Но оказалось, все ушло быстро и незаметно. Может, виной было мое увечье? Или последние дни в лагере, потом больница, где я прозревал в мучительном одиночестве? Но так или иначе, о Кате я забыл. Получается, она вспомнила обо мне первой. Если, конечно, Славка не приврал. Хотя с какой стати ему было врать?
А вечером — чего я не ожидал! — позвонила Катя. Разговаривая со мной весело — как давно уже никто не делал — она расспрашивала про мои дела. Не слушая ответов, задавала новые вопросы. Она была весела и приподнята, и повторила свое приглашение. Я сразу решил не ходить. Но отказываться не стал, зная, что легче согласиться и потом не прийти, чем прямо изъявить отказ. О приглашении я не вспоминал целую неделю. Но днем субботы, на которую было назначено, вдруг ни с того ни с сего решил идти. У меня не был заготовлен подарок — выйдя пораньше, я заглянул в книжный магазин и взял первый попавшийся, но довольно красивый календарь с орхидеями. А потом уже по дороге купил на рынке букет белых хризантем.
Цветы стоили чертовски дорого, но я вдруг вспомнил те моменты, когда был действительно счастлив рядом с Катей — и махнул рукой на непредвиденную трату.
Дороги я не знал, поэтому пришел раньше всех. Стоя перед обитой красным дерматином дверью, я неожиданно почувствовал легкую дрожь. Я понял, что сейчас увижу Катю. Встречусь с недалеким, но безвозвратно потерянным прошлым. Тем, что осталось на покосившейся, гнилой платформе электрички…
Я нажал кнопку звонка. Дверь открыл невысокий, хмурый и одновременно разболтанный парень довольно-таки неприятного вида. Муж, — понял и пожалел, что решил прийти. И хотел было сказать, что ошибся, но парень, окинув меня взглядом, крикнул вглубь квартиры:
— Катерина! К тебе пришли!
И ушел куда-то, оставив меня на пороге.
Откуда-то выбежала Катя, разгоряченная делами, в цветастом переднике поверх красного вечернего платья, и — как мне показалось на первый взгляд — уже слегка беременная.
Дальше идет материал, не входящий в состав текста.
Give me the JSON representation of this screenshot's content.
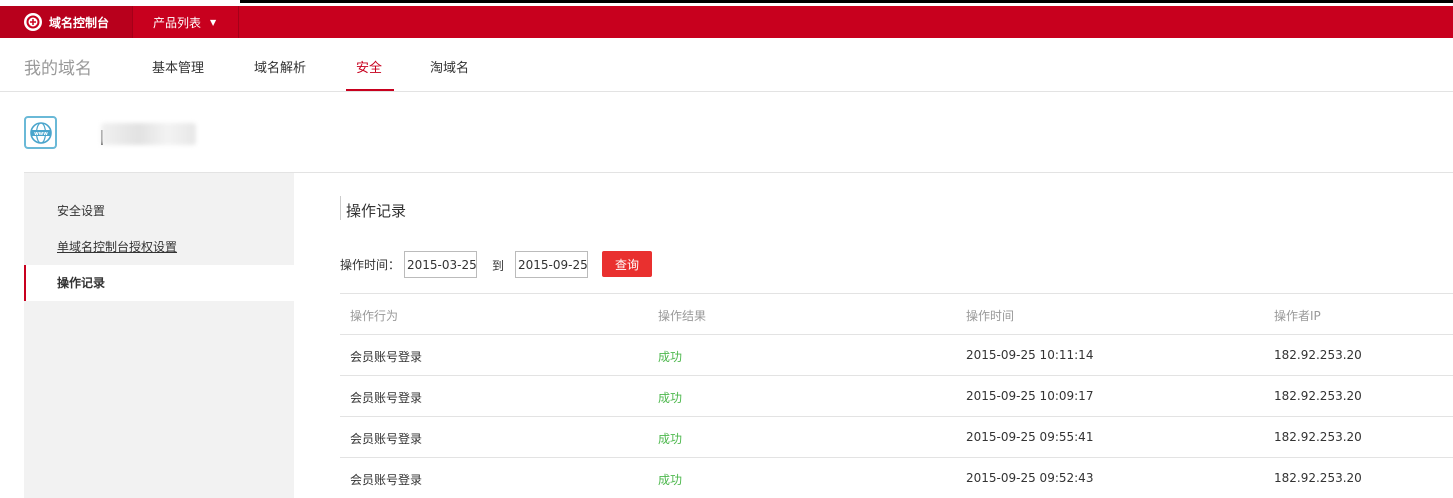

— Ой, Женя пришел! — радостно всплеснула она руками, потом прокричала громко, видимо для своего мрачного мужа: — Дима! Это Женя пришел! Помнишь, я про колхоз рассказывала? Дима не издал ни звука. Но Катя, неимоверно веселая, словно не замечала его настроения — возможно, оно было привычным.
— А почему без гитары?! — неожиданно спросила она.
И тут наконец я понял, что она ничего не знает про меня — абсолютно ничего… Неужели их бухгалтерия так изолирована ото всего мира, что туда не доходят общеинститутские сплетни? И почему Славка, с которым они, похоже, общаются ежедневно, ничего ей не рассказал? И… Я опять хотел повернуться и уйти. Но было поздно. Катя втащила меня и захлопнула дверь за моей спиной.
— Ну ладно, — продолжала она возбужденно. — На моей сыграешь. Я ведь тоже теперь учусь — тебе Славик не говорил? «Славик не говорил»… Я понял, что у них со Славкой все зашло уже дальше некуда. Но меня сейчас не кольнула ревность. Мне было безразлично. Катя казалась привлекательной как женщина. Но теперь я знал, что она всегда оставалась для меня чужой. Я сунул ей букет и подарок, инстинктивно стараясь прятать руку, зачем-то хотел оттянуть еще несколько мгновений, прежде чем придется в тысячный раз рассказывать про больницу и операцию и про то, как сейчас работаю. Катя схватила все и опять куда-то убежала. Вот сейчас я точно мог тихо уйти. Но опять не успел. Катя вернулась, неся мои цветы в вазе.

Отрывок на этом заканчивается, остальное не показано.